L’iter dell’intesa – L’autorizzazione per la vendita di International Distribution Services (Ids) a Ep Group è stata esaminata dal governo ai sensi del National Security and Investment Act. Kretinsky e Ids hanno concordato un accordo a maggio, ma hanno atteso l’approvazione del governo, che doveva analizzare l’acquisizione data l’importanza nazionale di Royal Mail e del servizio postale nel Regno Unito. All’annuncio dell’accordo, Kretinsky aveva promesso di mantenere il marchio, la sede centrale e la residenza fiscale di Royal Mail nel Regno Unito per i prossimi cinque anni, e si è impegnato a proteggere gli obblighi di servizio universale dell’azienda. Ma si ritiene che il miliardario, soprannominato la ‘sfinge ceca’, abbia fatto diverse altre concessioni per ottenere l’approvazione del governo, tra cui consentire ai lavoratori di ottenere una quota del 10% di tutti i dividendi a lui pagati. Il governo manterrà una cosiddetta “golden share” nel servizio postale, il che significa che dovrà approvare qualsiasi modifica chiave alla proprietà di Royal Mail, alla sede centrale e alla residenza fiscale. Altri impegni precedenti di Kretinsky includono una garanzia di non saccheggiare il surplus pensionistico e di rispettare le richieste sindacali di non licenziamenti obbligatori fino al 2025. Si ritiene che i sindacati abbiano spinto per ulteriori garanzie e per l’estensione dell’impegno sui licenziamenti obbligatori.

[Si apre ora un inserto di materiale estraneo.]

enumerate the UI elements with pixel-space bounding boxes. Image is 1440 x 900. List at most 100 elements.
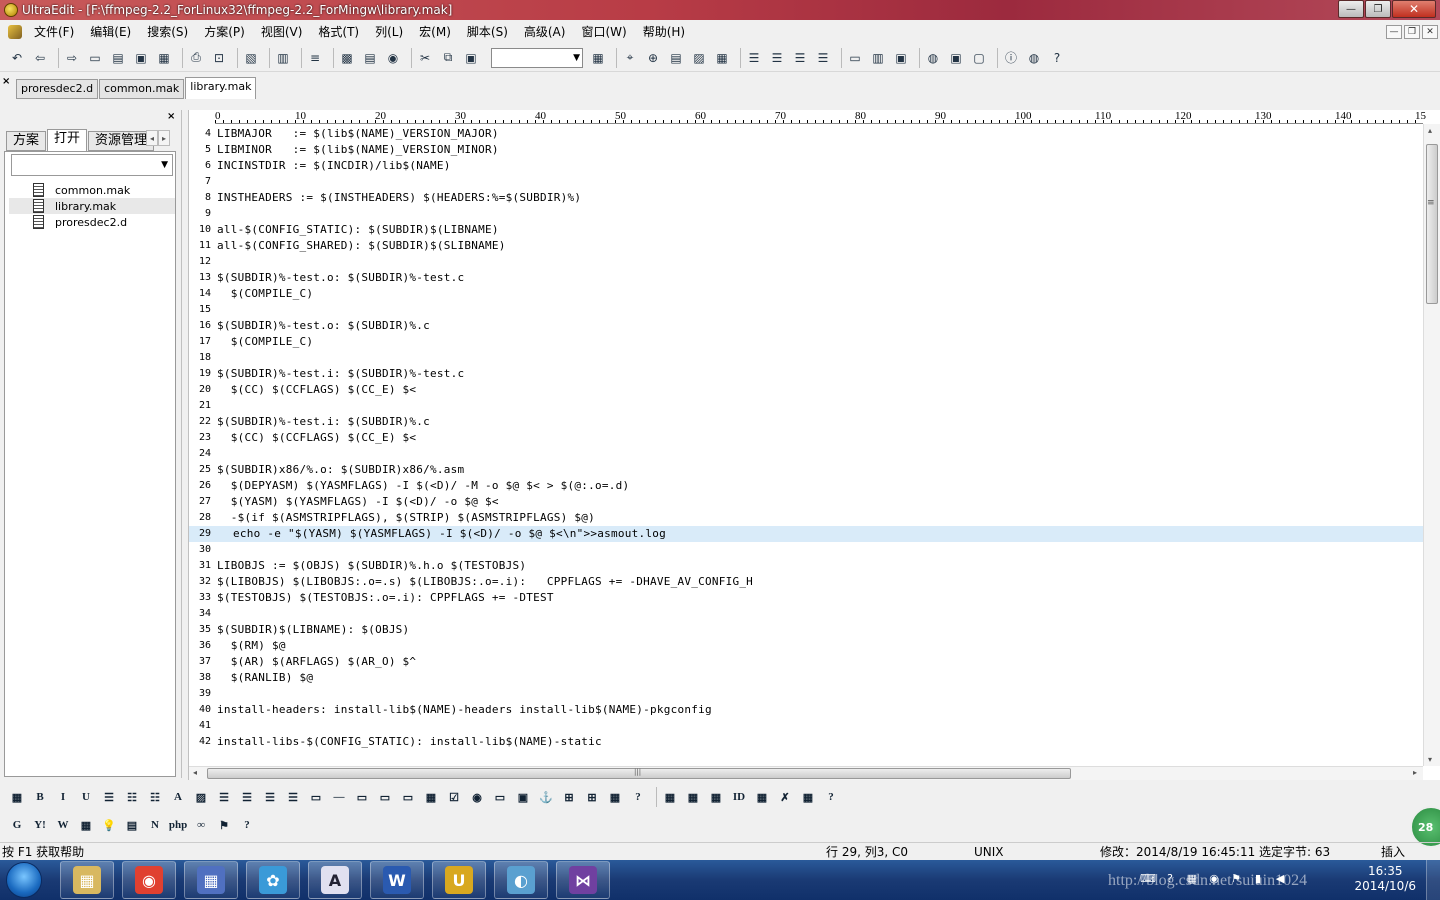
format-tool-icon[interactable]: ▣	[514, 788, 532, 806]
format-tool-icon[interactable]: ID	[730, 788, 748, 806]
format-tool-icon[interactable]: A	[169, 788, 187, 806]
code-line[interactable]: 7	[189, 174, 1423, 190]
keyboard-icon[interactable]: ⌨	[1140, 870, 1156, 886]
toolbar-tool-icon[interactable]: ▦	[589, 49, 607, 67]
code-line[interactable]: 23 $(CC) $(CCFLAGS) $(CC_E) $<	[189, 430, 1423, 446]
code-line[interactable]: 11 all-$(CONFIG_SHARED): $(SUBDIR)$(SLIBN…	[189, 238, 1423, 254]
format-tool-icon[interactable]: ▦	[606, 788, 624, 806]
panel-scroll-right-icon[interactable]: ▸	[158, 130, 170, 146]
format-tool-icon[interactable]: U	[77, 788, 95, 806]
code-line[interactable]: 36 $(RM) $@	[189, 638, 1423, 654]
toolbar-tool-icon[interactable]: ⊕	[644, 49, 662, 67]
file-tab-1[interactable]: common.mak	[99, 79, 185, 99]
toolbar-tool-icon[interactable]: ◍	[1025, 49, 1043, 67]
toolbar-tool-icon[interactable]: ▩	[338, 49, 356, 67]
format-tool-icon[interactable]: ▭	[307, 788, 325, 806]
format-tool-icon[interactable]: ☰	[284, 788, 302, 806]
code-line[interactable]: 27 $(YASM) $(YASMFLAGS) -I $(<D)/ -o $@ …	[189, 494, 1423, 510]
toolbar-tool-icon[interactable]: ⇦	[31, 49, 49, 67]
mdi-restore-button[interactable]: ❐	[1404, 25, 1420, 39]
format-tool-icon[interactable]: ◉	[468, 788, 486, 806]
menu-item-5[interactable]: 格式(T)	[310, 22, 367, 42]
toolbar-tool-icon[interactable]: ⎙	[187, 49, 205, 67]
format-tool-icon[interactable]: I	[54, 788, 72, 806]
format-tool-icon[interactable]: ☷	[123, 788, 141, 806]
code-line[interactable]: 5 LIBMINOR := $(lib$(NAME)_VERSION_MINOR)	[189, 142, 1423, 158]
format-tool-icon[interactable]: php	[169, 816, 187, 834]
format-tool-icon[interactable]: W	[54, 816, 72, 834]
code-line[interactable]: 37 $(AR) $(ARFLAGS) $(AR_O) $^	[189, 654, 1423, 670]
code-line[interactable]: 19 $(SUBDIR)%-test.i: $(SUBDIR)%-test.c	[189, 366, 1423, 382]
list-item[interactable]: library.mak	[9, 198, 175, 214]
format-tool-icon[interactable]: ⚑	[215, 816, 233, 834]
code-line[interactable]: 28 -$(if $(ASMSTRIPFLAGS), $(STRIP) $(AS…	[189, 510, 1423, 526]
format-tool-icon[interactable]: G	[8, 816, 26, 834]
menu-item-11[interactable]: 帮助(H)	[635, 22, 693, 42]
format-tool-icon[interactable]: ☰	[238, 788, 256, 806]
menu-item-10[interactable]: 窗口(W)	[573, 22, 634, 42]
list-item[interactable]: proresdec2.d	[9, 214, 175, 230]
format-tool-icon[interactable]: ?	[629, 788, 647, 806]
toolbar-tool-icon[interactable]: ▦	[155, 49, 173, 67]
format-tool-icon[interactable]: ✗	[776, 788, 794, 806]
menu-item-7[interactable]: 宏(M)	[411, 22, 459, 42]
close-button[interactable]: ✕	[1392, 0, 1436, 18]
toolbar-tool-icon[interactable]: ⧉	[439, 49, 457, 67]
format-tool-icon[interactable]: ⚓	[537, 788, 555, 806]
toolbar-tool-icon[interactable]: ☰	[768, 49, 786, 67]
code-line[interactable]: 8 INSTHEADERS := $(INSTHEADERS) $(HEADERS…	[189, 190, 1423, 206]
code-line[interactable]: 38 $(RANLIB) $@	[189, 670, 1423, 686]
taskbar-app-explorer[interactable]: ▦	[60, 861, 114, 899]
toolbar-tool-icon[interactable]: ▢	[970, 49, 988, 67]
code-line[interactable]: 16 $(SUBDIR)%-test.o: $(SUBDIR)%.c	[189, 318, 1423, 334]
minimize-button[interactable]: —	[1338, 0, 1364, 18]
format-tool-icon[interactable]: ▦	[8, 788, 26, 806]
menu-item-0[interactable]: 文件(F)	[26, 22, 82, 42]
format-tool-icon[interactable]: ☑	[445, 788, 463, 806]
toolbar-font-combo[interactable]: ▼	[491, 47, 583, 68]
start-button[interactable]	[6, 862, 42, 898]
format-tool-icon[interactable]: ☰	[261, 788, 279, 806]
code-line[interactable]: 31 LIBOBJS := $(OBJS) $(SUBDIR)%.h.o $(TE…	[189, 558, 1423, 574]
code-line[interactable]: 22 $(SUBDIR)%-test.i: $(SUBDIR)%.c	[189, 414, 1423, 430]
toolbar-tool-icon[interactable]: ✂	[416, 49, 434, 67]
panel-tab-2[interactable]: 资源管理	[88, 131, 155, 151]
panel-tab-1[interactable]: 打开	[47, 129, 88, 151]
format-tool-icon[interactable]: ▦	[753, 788, 771, 806]
antivirus-tray-icon[interactable]: ◉	[1206, 870, 1222, 886]
code-line[interactable]: 41	[189, 718, 1423, 734]
taskbar-app-qq[interactable]: ✿	[246, 861, 300, 899]
toolbar-tool-icon[interactable]: ⊡	[210, 49, 228, 67]
taskbar-app-ultraedit[interactable]: U	[432, 861, 486, 899]
toolbar-tool-icon[interactable]: ⇨	[63, 49, 81, 67]
toolbar-tool-icon[interactable]: ▣	[462, 49, 480, 67]
code-line[interactable]: 15	[189, 302, 1423, 318]
format-tool-icon[interactable]: ⊞	[583, 788, 601, 806]
format-tool-icon[interactable]: —	[330, 788, 348, 806]
code-line[interactable]: 35 $(SUBDIR)$(LIBNAME): $(OBJS)	[189, 622, 1423, 638]
volume-tray-icon[interactable]: ◀	[1272, 870, 1288, 886]
code-line[interactable]: 24	[189, 446, 1423, 462]
toolbar-tool-icon[interactable]: ≡	[306, 49, 324, 67]
code-line[interactable]: 12	[189, 254, 1423, 270]
toolbar-tool-icon[interactable]: ▨	[690, 49, 708, 67]
toolbar-tool-icon[interactable]: ⓘ	[1002, 49, 1020, 67]
code-line[interactable]: 40 install-headers: install-lib$(NAME)-he…	[189, 702, 1423, 718]
format-tool-icon[interactable]: ▦	[799, 788, 817, 806]
help-tray-icon[interactable]: ?	[1162, 870, 1178, 886]
code-line[interactable]: 18	[189, 350, 1423, 366]
code-area[interactable]: 4 LIBMAJOR := $(lib$(NAME)_VERSION_MAJOR)…	[189, 126, 1423, 766]
panel-close-icon[interactable]: ×	[167, 111, 175, 122]
code-line[interactable]: 14 $(COMPILE_C)	[189, 286, 1423, 302]
show-desktop-button[interactable]	[1426, 860, 1440, 900]
menu-item-4[interactable]: 视图(V)	[253, 22, 311, 42]
toolbar-tool-icon[interactable]: ☰	[791, 49, 809, 67]
menu-item-2[interactable]: 搜索(S)	[139, 22, 196, 42]
toolbar-tool-icon[interactable]: ⌖	[621, 49, 639, 67]
format-tool-icon[interactable]: ?	[822, 788, 840, 806]
toolbar-tool-icon[interactable]: ▣	[892, 49, 910, 67]
code-line[interactable]: 4 LIBMAJOR := $(lib$(NAME)_VERSION_MAJOR)	[189, 126, 1423, 142]
format-tool-icon[interactable]: ☷	[146, 788, 164, 806]
toolbar-tool-icon[interactable]: ▭	[86, 49, 104, 67]
taskbar-app-chrome[interactable]: ◉	[122, 861, 176, 899]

La multa per i ritardi – Solo tre giorni fa la Royal Mail era stata multata ancora una volta dall’Autorità di controllo delle comunicazioni britannica, Ofcom, per non aver rispettato gli impegni di consegna della posta prioritaria (first-class) e di quella ordinaria (second-class) nell’ultimo anno. La sanzione ammonta a 10,5 milioni di sterline (12,6 milioni di euro), quasi il doppio di quella inflitta dall’authority nel 2023, pari a 5,6 milioni di sterline, in quanto la società non è riuscita a migliorare sufficientemente il suo servizio nei sei giorni alla settimana. Royal Mail ha consegnato puntualmente il 74,7% della posta di prima classe e il 92,7% di quella di seconda classe mentre gli obiettivi sono rispettivamente del 93% e del 98,5%. “Con milioni di lettere che arrivano in ritardo, troppe persone non ricevono ciò per cui pagano quando acquistano un francobollo“, si legge nella nota di Ofcom. E ancora: “Lo scarso servizio della Royal Mail sta ora erodendo la fiducia del pubblico in una delle più antiche istituzioni del Regno Unito”. La Royal Mail, privatizzata nel 2013 e con 500 anni di storia alle spalle, deve per legge consegnare lettere in tutte le parti del Regno, sei giorni alla settimana, come parte del suo “obbligo di servizio universale”, ed entro certi tempi. Se non riesce a farlo, come continua ad accadere, viene multata dall’Ofcom.